Mycobacterium flavescens

Scientific classification
- Domain: Bacteria
- Kingdom: Bacillati
- Phylum: Actinomycetota
- Class: Actinomycetia
- Order: Mycobacteriales
- Family: Mycobacteriaceae
- Genus: Mycobacterium
- Species: M. flavescens
- Binomial name: Mycobacterium flavescens Bojalil et al. 1962, ATCC 14474

= Mycobacterium flavescens =

- Authority: Bojalil et al. 1962, ATCC 14474

Species of bacterium

Mycobacterium flavescens is a species of the phylum Actinomycetota (Gram-positive bacteria with high guanine and cytosine content, one of the dominant phyla of all bacteria), belonging to the genus Mycobacterium.

==Etymology==
Its name is derived from the Latin word "flavescens", which means "becoming golden yellow."

==Description==
Gram-positive, nonmotile and acid-fast rods.

===Colony characteristics===
- Rough, yellow-orange scotochromogenic, butyrous colonies.

===Physiology===
- Slow growth on Löwenstein-Jensen medium at 25-37 °C, but not at 45 °C within 7–10 days.
- Although growth rate is intermediate, metabolic and physiologic properties are more like rapidly growing species.

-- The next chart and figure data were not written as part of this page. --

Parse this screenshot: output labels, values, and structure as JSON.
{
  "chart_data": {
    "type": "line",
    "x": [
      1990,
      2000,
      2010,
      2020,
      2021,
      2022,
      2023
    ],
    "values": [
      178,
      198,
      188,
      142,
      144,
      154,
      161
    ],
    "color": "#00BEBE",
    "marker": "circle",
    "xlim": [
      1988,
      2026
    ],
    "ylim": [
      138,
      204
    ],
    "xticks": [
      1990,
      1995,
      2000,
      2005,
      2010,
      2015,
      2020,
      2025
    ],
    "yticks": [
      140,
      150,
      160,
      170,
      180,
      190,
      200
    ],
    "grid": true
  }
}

===Differential characteristics===
- Serologic specificity demonstrated by immunodiffusion.
- Related to Mycobacterium fortuitum: can be distinguished by its intense pigment production, and its slow rate of growth.

==Pathogenesis==
Not associated with disease. Biosafety level 2.

==Type strain==
- Normal human flora, environmental habitat.
- First isolated from a drug treated tuberculous guinea pig (Mexico).
Strain ATCC 14474 = CCUG 29041 = CIP 104533 = DSM 43991 = JCM 12274 = NCTC 10271 = NRRL B-4038.